The Senate today failed 49-44 to override President Donald Trump’s veto of a resolution to limit his ability to wage offensive military action against Iran. The vote came after Trump vetoed the resolution Wednesday. In the process, he blasted his fellow Republicans who sided with Democrats on the legislation.
“This was a very insulting resolution, introduced by Democrats as part of a strategy to win an election on Nov. 3 by dividing the Republican Party,” said Trump. “The few Republicans who voted for it played right into their hands.”
The Republican-held Senate first passed the resolution 55-45 in February as a rebuke of the US assassination of Iranian Maj. Gen. Qasem Soleimani in Iraq on Jan. 3, paving the way for a 227-186 vote in the House. Two Republicans joined Sens. Tim Kaine, D-Va., and Dick Durbin, D-Ill., as initial sponsors of the resolution: Sens. Rand Paul, R-Ky., and Mike Lee, R-Utah.
Paul and Lee joined five other Republican senators today in the unsuccessful attempt to override Trump’s veto: Lamar Alexander of Tennessee, Bill Cassidy of Louisiana, Susan Collins of Maine, Lisa Murkowski of Alaska and Todd Young of Indiana.
“Congress needed to stand up in a bipartisan way to make plain that this president should not get into a war with Iran — or any war — without the vote of Congress,” Kaine told reporters ahead of the vote. “This is not about the president: President Trump or any president. It’s about Congress, and that we should not be at war without a vote in Congress.”

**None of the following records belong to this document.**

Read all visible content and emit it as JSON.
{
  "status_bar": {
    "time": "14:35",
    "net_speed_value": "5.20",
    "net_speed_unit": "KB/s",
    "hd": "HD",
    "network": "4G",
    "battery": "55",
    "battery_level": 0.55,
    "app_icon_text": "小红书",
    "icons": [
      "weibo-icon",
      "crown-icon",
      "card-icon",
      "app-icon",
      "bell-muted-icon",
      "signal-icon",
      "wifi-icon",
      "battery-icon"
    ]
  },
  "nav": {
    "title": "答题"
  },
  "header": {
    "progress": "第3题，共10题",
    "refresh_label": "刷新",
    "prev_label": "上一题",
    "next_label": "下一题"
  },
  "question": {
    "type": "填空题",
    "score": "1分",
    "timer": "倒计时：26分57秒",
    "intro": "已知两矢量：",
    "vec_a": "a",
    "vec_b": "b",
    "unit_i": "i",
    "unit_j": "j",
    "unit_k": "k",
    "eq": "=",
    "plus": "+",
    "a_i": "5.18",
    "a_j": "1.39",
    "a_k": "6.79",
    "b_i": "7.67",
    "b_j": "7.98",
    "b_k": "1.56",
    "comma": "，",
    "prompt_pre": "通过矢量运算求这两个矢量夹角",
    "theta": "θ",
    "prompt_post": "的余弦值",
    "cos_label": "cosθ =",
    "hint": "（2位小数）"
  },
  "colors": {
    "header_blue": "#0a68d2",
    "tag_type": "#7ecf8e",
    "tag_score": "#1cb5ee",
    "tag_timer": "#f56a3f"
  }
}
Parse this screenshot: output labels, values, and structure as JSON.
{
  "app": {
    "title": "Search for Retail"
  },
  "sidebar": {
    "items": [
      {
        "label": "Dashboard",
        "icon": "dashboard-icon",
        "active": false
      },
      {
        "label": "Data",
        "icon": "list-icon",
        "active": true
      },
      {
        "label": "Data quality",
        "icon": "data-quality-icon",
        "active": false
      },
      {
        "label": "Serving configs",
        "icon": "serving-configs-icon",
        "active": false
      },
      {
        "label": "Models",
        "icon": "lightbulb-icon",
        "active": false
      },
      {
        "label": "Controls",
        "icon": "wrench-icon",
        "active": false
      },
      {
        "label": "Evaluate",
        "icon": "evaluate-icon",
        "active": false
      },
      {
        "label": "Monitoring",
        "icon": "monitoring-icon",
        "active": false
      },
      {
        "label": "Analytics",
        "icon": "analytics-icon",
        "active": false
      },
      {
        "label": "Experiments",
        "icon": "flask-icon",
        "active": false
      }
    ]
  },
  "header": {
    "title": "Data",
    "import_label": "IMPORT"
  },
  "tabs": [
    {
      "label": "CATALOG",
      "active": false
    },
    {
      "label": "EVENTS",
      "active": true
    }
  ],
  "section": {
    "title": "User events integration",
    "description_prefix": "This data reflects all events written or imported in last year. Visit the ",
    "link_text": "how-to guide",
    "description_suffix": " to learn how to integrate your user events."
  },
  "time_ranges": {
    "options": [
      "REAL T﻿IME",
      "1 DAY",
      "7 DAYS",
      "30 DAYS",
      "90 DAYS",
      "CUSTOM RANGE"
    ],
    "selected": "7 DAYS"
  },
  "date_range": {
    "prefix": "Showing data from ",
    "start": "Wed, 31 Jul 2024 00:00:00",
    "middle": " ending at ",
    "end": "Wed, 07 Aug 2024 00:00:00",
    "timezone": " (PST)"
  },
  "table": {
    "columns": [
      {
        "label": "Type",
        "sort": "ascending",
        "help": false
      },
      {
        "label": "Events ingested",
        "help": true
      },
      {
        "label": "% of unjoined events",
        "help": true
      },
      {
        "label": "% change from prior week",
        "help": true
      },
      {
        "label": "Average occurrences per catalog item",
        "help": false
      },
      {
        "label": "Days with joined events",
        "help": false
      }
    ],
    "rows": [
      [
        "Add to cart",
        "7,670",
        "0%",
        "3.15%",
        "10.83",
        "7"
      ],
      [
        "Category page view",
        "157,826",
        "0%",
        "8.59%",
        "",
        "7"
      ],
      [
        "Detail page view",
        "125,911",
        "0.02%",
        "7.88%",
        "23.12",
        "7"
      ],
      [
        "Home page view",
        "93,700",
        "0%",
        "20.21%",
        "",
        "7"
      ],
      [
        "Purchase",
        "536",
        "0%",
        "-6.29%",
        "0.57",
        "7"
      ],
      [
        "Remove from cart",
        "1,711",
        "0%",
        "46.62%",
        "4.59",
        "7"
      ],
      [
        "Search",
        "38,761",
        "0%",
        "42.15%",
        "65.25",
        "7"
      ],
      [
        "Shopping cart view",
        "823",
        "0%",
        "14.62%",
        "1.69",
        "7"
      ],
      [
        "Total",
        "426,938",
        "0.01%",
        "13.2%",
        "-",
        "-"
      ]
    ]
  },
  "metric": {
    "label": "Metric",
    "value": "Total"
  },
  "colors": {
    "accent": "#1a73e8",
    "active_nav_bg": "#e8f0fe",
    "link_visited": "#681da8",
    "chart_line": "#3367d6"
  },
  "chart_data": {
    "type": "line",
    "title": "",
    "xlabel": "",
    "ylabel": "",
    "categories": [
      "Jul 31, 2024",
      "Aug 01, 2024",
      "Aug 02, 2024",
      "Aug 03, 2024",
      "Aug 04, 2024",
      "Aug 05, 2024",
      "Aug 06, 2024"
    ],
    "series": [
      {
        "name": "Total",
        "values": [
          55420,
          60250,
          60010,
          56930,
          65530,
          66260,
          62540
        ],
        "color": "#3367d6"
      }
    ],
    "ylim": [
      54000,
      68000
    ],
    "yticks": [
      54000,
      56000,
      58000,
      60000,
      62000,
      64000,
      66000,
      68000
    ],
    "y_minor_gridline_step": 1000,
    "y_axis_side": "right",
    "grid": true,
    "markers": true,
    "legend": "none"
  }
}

The 1973 War Powers Act allows any lawmaker to force a vote directing the White House to end unauthorized hostilities abroad. While Congress has not voted to authorize military action against Iran, the Trump administration maintains that the strike on Soleimani was legal as a self-defense measure under the 2002 authorization to invade Iraq and Article 2 of the Constitution.

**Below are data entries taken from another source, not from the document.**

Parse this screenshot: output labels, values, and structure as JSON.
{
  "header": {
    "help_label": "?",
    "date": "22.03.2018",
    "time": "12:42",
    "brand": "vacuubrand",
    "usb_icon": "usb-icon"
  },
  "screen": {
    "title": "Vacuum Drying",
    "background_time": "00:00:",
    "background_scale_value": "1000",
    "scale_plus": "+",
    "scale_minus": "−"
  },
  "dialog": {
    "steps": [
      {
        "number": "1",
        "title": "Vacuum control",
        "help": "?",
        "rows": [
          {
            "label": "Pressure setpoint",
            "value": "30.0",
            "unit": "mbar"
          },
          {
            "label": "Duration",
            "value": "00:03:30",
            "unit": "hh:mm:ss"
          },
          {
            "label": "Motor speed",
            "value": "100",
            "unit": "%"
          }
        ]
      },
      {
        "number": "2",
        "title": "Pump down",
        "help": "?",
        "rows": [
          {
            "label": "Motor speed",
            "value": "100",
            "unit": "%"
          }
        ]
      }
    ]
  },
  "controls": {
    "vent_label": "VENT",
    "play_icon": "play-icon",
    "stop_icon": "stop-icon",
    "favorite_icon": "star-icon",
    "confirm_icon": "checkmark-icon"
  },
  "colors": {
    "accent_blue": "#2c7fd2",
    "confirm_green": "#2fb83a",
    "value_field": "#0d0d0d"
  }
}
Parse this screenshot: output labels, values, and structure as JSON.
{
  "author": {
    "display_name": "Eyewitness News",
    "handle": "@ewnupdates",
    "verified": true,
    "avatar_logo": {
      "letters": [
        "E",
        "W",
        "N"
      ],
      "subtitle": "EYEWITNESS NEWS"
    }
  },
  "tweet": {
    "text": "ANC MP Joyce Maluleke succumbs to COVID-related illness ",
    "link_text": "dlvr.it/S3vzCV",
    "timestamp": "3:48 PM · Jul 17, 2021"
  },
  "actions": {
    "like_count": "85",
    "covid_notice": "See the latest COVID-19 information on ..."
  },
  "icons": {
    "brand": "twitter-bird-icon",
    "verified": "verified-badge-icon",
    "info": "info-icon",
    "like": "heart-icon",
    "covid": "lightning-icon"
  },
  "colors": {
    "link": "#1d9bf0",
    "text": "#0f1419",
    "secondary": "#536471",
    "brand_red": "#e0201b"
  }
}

The Trump administration claimed after the Soleimani strike that the Iranian Quds Force commander had been planning an “imminent” attack on US assets in Iraq but has refused to declassify the evidence. However, Trump neglected that argument in his veto message. Instead he argued that the president’s Article 2 authorities allow him to take military action beyond imminent self-defense.
“The resolution implies that the president’s constitutional authority to use military force is limited to defense of the United States and its forces against imminent attack,” Trump said. “That is incorrect. We live in a hostile world of evolving threats, and the Constitution recognizes that the president must be able to anticipate our adversaries’ next moves and take swift and decisive action in response.”

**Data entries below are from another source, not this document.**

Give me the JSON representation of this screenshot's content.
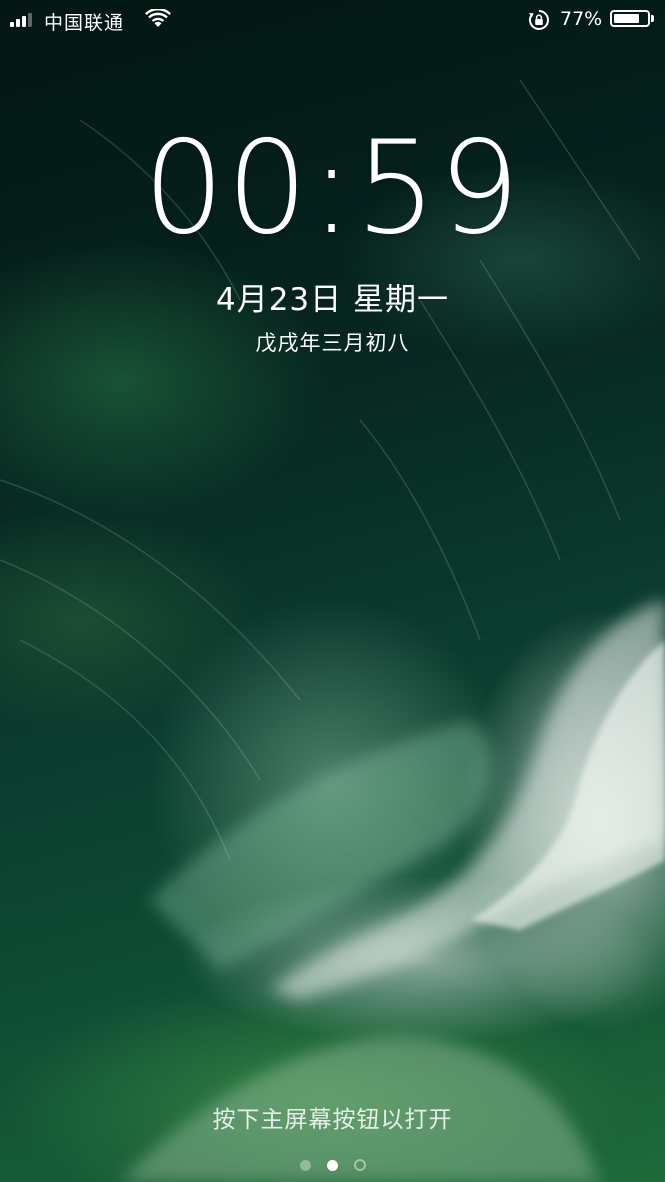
{
  "status_bar": {
    "carrier": "中国联通",
    "signal_bars_filled": 3,
    "signal_bars_total": 4,
    "battery_percent": "77%",
    "battery_level": 0.77,
    "icons": [
      "signal-icon",
      "wifi-icon",
      "rotation-lock-icon",
      "battery-icon"
    ]
  },
  "lock_screen": {
    "time": "00:59",
    "date": "4月23日 星期一",
    "lunar_date": "戊戌年三月初八",
    "unlock_hint": "按下主屏幕按钮以打开"
  },
  "page_indicator": {
    "pages": 3,
    "active_index": 1
  },
  "colors": {
    "text": "#ffffff",
    "wallpaper_dark": "#031613",
    "wallpaper_green": "#1f6a3a",
    "foam": "#e6ebe6"
  }
}
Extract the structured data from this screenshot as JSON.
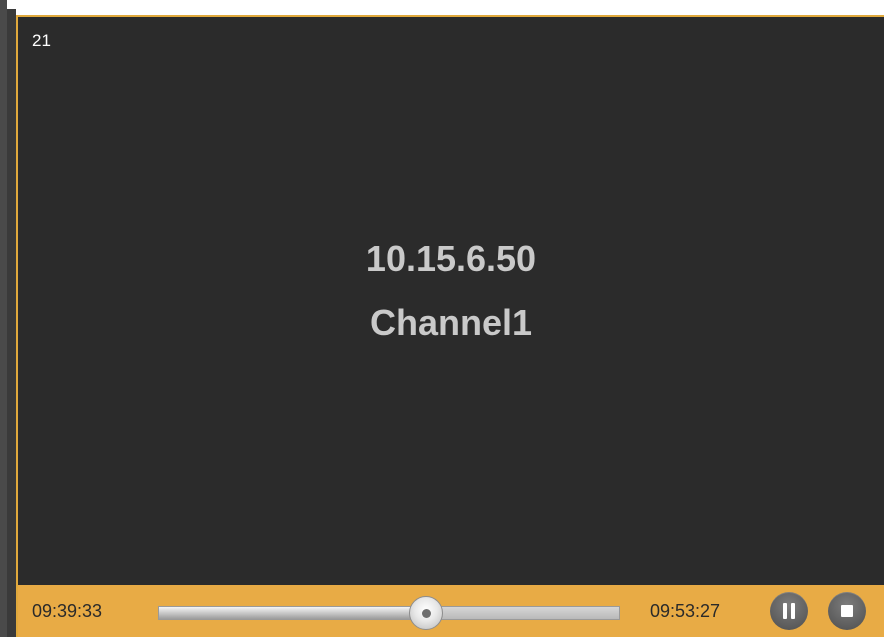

The Constitution gives Congress the power to declare war. And the Vietnam-era War Powers Act states that the president may only introduce US forces into hostilities under congressional authorization or “a national emergency created by attack upon the United States, its territories or possessions or its armed forces.”
This is the seventh veto of Trump’s presidency, and the fifth concerning US military engagement in the Middle East.
The president vetoed three separate resolutions last year that would have blocked $8 billion in arms sales for Saudi Arabia and the United Arab Emirates, as well as a war powers resolution directing him to end support for the Saudi-led coalition fighting Yemen’s Iran-backed Houthi rebels. Congress failed to override those vetoes as well.
Kaine argued that congressional action on the Yemen war powers resolution prompted the Trump administration to end midair refueling for Saudi coalition warplanes in Yemen. He hopes that the Iran resolution will have a similar effect on Trump’s calculus despite his veto.
“I think he realized that there was a creeping mission that was getting the US closer to another war that we shouldn’t be in,” said Kaine. “And the congressional resolution, bipartisan, that landed on his desk, represented the collective wisdom of the Article 1 branch to listen to our voters that we don’t need another war in the Middle East right now. The president doesn’t care about Congress, but he does care about voters.”